Keine Blaupause, Kommentar zum EU-Wiederaufbaufonds von Andreas
Heitker
Frankfurt (ots) - Seit die Idee eines Corona-Hilfsfonds auf dem Tisch liegt,
herrscht in der EU Streit darüber, ob dieser nur ein einmaliges
Anti-Krisen-Paket sein soll oder die EU-Finanzarchitektur dauerhaft verändern
wird. Innerhalb der Mitgliedstaaten und sogar einzelner Regierungen gehen die
Meinungen auseinander. In Berlin hat Finanzminister Olaf Scholz schon früh unter
dem Schlagwort "Hamilton-Moment" einer dauerhaften EU-Verschuldungsfähigkeit das
Wort geredet. Kanzlerin Angela Merkel hat dagegen stets auf die Einmaligkeit
verwiesen.

Jetzt ist die Debatte auch auf Zentralbank-Ebene noch einmal aufgeploppt:
EZB-Chefin Christine Lagarde würde den Fonds gern als dauerhaftes
konjunkturelles Stützungsinstrument sehen, Bundesbankpräsident Jens Weidmann ist
strikt dagegen.

Der neue Schlagabtausch kommt zur Unzeit. Denn in Brüssel bemühen sich die
EU-Gesetzgeber derzeit in äußerst komplexen Verhandlungen mit ohnehin schon
überfrachteten Nebenbedingungen um eine Ausgestaltung des Hilfsfonds. Potenziell
toxische Debatten sind da wenig hilfreich. Hinzu kommt: Auch wer sich nicht von
der Angst vor einer Schuldenunion anstecken lässt, muss anerkennen, dass es eine
klare Verabredung gab: Es geht um eine einmalige EU-Antwort auf eine bislang nie
da gewesene Krise.
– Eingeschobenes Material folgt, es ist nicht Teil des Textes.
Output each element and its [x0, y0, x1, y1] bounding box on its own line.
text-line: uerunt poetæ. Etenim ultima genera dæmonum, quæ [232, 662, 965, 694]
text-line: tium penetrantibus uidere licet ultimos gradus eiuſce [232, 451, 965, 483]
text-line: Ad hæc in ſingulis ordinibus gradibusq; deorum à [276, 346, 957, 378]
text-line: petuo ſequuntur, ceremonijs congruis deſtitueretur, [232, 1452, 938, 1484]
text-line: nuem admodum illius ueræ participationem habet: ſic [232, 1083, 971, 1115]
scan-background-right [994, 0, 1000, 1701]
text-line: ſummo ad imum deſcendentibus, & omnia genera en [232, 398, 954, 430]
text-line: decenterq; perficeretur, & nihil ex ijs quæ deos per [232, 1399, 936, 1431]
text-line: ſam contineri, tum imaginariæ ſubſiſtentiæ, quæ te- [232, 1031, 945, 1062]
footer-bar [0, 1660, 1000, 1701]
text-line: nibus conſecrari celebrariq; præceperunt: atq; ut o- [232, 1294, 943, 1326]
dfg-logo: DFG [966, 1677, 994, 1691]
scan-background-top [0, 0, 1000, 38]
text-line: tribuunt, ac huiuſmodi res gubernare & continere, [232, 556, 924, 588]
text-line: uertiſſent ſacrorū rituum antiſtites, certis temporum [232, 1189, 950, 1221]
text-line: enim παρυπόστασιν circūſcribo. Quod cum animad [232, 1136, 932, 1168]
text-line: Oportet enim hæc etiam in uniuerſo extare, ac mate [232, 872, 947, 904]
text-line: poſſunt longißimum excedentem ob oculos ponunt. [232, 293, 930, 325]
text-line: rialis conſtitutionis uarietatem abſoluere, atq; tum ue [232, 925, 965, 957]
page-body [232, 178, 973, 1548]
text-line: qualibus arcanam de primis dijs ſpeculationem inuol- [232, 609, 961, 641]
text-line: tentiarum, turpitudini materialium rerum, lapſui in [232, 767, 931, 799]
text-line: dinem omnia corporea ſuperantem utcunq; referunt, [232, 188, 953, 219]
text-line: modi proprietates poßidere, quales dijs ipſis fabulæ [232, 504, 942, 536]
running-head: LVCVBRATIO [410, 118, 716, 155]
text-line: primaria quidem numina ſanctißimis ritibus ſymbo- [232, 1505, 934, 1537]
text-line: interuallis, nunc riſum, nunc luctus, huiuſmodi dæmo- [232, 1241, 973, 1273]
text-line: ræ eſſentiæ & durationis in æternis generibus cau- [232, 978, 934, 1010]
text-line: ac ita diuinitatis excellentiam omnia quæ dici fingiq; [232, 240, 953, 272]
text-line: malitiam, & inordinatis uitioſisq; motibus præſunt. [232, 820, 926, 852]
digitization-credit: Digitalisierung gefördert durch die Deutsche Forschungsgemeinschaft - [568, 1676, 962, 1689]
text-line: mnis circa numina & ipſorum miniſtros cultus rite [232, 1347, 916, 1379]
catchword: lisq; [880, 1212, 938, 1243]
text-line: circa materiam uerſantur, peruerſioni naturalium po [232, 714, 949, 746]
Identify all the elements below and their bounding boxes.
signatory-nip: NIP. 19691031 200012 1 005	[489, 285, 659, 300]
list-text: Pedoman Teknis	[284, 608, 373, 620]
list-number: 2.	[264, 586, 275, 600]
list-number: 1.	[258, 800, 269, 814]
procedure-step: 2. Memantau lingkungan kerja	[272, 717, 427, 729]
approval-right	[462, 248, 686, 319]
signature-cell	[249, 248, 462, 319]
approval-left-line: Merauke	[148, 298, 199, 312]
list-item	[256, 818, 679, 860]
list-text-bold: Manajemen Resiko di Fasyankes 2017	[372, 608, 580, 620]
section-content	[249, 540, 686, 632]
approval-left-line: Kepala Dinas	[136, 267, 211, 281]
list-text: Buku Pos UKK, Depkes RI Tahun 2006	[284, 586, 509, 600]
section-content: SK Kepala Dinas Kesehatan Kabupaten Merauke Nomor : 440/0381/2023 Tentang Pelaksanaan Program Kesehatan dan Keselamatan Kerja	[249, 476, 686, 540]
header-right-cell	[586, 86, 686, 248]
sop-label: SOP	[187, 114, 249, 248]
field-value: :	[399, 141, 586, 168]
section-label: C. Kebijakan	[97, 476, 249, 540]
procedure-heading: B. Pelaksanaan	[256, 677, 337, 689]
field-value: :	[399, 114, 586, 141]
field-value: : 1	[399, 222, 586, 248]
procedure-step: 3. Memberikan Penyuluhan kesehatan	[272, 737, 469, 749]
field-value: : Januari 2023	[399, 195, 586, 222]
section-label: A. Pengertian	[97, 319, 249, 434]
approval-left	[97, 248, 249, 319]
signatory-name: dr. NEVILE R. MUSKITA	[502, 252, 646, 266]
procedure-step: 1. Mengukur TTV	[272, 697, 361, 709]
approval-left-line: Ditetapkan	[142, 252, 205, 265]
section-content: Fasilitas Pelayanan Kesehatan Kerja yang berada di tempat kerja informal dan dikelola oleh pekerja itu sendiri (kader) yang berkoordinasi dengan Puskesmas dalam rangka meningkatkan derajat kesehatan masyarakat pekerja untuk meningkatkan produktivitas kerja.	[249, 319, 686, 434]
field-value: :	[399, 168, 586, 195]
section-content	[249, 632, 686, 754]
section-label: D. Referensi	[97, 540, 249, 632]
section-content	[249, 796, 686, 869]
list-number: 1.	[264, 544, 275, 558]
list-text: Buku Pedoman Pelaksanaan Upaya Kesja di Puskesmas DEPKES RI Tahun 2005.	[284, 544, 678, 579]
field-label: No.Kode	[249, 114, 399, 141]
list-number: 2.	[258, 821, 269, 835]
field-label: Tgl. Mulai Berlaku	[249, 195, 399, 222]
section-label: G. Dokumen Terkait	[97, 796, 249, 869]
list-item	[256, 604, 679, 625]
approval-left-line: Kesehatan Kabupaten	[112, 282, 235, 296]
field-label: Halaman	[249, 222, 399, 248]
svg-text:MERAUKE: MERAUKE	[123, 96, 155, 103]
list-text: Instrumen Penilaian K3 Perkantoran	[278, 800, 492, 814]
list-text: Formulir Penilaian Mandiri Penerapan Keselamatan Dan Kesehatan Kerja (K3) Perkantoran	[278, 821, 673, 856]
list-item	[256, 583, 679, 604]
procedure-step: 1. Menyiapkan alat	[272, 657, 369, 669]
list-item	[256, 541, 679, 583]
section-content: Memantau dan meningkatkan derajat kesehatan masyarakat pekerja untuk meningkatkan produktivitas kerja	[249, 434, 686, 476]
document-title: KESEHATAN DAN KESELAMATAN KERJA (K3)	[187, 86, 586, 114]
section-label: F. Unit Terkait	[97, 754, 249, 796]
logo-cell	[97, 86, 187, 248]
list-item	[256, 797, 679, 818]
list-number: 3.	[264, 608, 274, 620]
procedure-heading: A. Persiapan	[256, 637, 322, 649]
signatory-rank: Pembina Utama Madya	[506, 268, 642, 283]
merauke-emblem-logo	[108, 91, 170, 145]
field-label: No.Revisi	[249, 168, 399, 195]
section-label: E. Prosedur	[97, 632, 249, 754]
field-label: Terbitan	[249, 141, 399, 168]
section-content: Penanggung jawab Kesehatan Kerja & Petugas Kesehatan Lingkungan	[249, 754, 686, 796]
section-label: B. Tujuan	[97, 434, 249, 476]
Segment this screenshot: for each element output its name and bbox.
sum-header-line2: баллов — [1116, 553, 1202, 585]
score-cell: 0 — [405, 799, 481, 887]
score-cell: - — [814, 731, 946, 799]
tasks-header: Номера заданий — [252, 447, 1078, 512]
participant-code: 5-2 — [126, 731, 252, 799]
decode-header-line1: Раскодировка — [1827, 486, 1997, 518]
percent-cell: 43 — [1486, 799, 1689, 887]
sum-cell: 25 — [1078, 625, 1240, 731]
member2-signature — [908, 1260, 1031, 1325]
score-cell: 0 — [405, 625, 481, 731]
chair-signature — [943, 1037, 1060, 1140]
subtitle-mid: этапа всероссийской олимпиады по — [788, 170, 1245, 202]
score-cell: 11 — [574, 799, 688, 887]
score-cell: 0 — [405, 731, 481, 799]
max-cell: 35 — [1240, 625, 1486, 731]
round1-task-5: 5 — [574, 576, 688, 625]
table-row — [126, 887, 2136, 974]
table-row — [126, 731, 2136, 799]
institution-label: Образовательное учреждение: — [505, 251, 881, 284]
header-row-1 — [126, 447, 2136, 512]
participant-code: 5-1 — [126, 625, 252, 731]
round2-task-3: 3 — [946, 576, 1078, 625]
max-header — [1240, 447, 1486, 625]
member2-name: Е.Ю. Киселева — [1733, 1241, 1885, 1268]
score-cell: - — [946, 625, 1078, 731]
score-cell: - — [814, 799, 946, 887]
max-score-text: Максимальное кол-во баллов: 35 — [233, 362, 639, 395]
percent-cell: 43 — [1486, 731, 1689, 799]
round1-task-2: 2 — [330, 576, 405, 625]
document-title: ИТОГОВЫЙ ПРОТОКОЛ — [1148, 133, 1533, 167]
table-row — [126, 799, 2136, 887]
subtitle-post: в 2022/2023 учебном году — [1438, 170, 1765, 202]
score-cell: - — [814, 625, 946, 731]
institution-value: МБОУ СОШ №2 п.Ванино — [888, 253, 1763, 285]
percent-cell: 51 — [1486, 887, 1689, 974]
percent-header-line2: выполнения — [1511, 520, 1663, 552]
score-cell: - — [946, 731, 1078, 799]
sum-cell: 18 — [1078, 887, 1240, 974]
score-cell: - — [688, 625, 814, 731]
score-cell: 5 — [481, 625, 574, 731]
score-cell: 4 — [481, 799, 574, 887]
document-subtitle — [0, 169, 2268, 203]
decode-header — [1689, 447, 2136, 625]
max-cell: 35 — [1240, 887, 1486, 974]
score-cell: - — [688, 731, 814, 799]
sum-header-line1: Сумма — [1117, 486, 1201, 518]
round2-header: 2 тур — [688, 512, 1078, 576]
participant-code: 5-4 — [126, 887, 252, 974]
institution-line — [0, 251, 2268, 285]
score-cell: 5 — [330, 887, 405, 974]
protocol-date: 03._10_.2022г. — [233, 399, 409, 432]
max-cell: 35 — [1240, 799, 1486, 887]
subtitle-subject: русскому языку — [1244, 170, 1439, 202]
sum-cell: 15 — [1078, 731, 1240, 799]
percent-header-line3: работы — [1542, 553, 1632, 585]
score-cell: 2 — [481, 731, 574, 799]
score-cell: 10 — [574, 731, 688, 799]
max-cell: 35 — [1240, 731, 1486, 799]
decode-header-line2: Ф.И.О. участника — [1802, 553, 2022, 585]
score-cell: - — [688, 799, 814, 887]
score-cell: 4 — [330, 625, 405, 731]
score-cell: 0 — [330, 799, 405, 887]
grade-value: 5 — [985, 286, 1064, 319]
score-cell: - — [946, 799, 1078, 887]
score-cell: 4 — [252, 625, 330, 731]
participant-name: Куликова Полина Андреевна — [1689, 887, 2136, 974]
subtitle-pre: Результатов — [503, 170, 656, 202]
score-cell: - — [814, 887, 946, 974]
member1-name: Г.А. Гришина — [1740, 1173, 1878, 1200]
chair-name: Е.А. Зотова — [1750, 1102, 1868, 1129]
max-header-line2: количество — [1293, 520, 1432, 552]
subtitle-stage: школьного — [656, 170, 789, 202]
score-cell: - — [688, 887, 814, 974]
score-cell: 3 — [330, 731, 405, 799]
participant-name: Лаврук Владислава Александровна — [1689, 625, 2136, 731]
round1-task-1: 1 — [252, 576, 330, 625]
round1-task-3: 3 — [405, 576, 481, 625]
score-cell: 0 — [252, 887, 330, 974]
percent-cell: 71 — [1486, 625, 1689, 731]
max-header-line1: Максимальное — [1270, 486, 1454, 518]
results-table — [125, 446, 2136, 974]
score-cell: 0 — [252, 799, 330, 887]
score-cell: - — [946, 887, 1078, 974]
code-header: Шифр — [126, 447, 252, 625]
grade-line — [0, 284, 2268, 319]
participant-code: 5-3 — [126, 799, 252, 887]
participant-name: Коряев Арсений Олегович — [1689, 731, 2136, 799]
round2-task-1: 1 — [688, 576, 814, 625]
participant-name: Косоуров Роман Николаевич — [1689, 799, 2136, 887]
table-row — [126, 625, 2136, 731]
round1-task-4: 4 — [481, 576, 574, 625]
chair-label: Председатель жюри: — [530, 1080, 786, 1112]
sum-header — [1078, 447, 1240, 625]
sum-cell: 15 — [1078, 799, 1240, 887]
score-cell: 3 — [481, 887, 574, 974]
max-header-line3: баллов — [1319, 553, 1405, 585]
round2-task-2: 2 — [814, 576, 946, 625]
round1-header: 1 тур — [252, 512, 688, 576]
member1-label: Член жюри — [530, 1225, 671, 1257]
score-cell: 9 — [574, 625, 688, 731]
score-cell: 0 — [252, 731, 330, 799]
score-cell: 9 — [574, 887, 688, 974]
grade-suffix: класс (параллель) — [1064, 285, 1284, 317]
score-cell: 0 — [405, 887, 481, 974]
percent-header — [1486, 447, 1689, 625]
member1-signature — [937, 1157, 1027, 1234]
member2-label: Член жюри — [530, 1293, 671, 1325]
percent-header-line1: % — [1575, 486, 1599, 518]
Ansonsten hätte es im Juli wohl kaum eine Einigung unter den
Staats- und Regierungschefs gegeben.

Ganz unabhängig davon hat die Pandemie aber gezeigt, wie wichtig es wäre, in der
EU oder zumindest der Eurozone eine Fiskalkapazität zu haben, um schnell und
effizient auf externe Schocks reagieren zu können. Für ein solches
Stabilisierungsinstrument gibt es ja auch schon viele Vorschläge. Am Dienstag
hat der Europäische Fiskalrat nachgelegt. Auch Lagarde hatte sich in ihrer Zeit
als IWF-Chefin mit Forderungen nach einem "Schlechtwetterfonds" an der
Diskussion beteiligt.

Der Wiederaufbaufonds hat Elemente einer solchen Budgetkapazität - aber er ist
als Blaupause hierfür nicht geeignet. Dies liegt an seiner Größe, der
Einbeziehung von Zuschüssen und seinen sonstigen Konditionalitäten im Umwelt-
und Digitalbereich. Von daher dürfte eine Umwandlung in ein dauerhaftes
Instrument schwerfallen.

Aber auch wenn der Fonds einmalig bleibt: Er wird lange Teil der EU bleiben. Die
Rückzahlung der Schulden wird erst 2058 abgeschlossen sein. Und er könnte die
Akzeptanz eines Stabilisierungsinstruments, über das in den letzten Jahren in
der Eurogruppe schon so erbittert gestritten wurde, weiter erhöhen.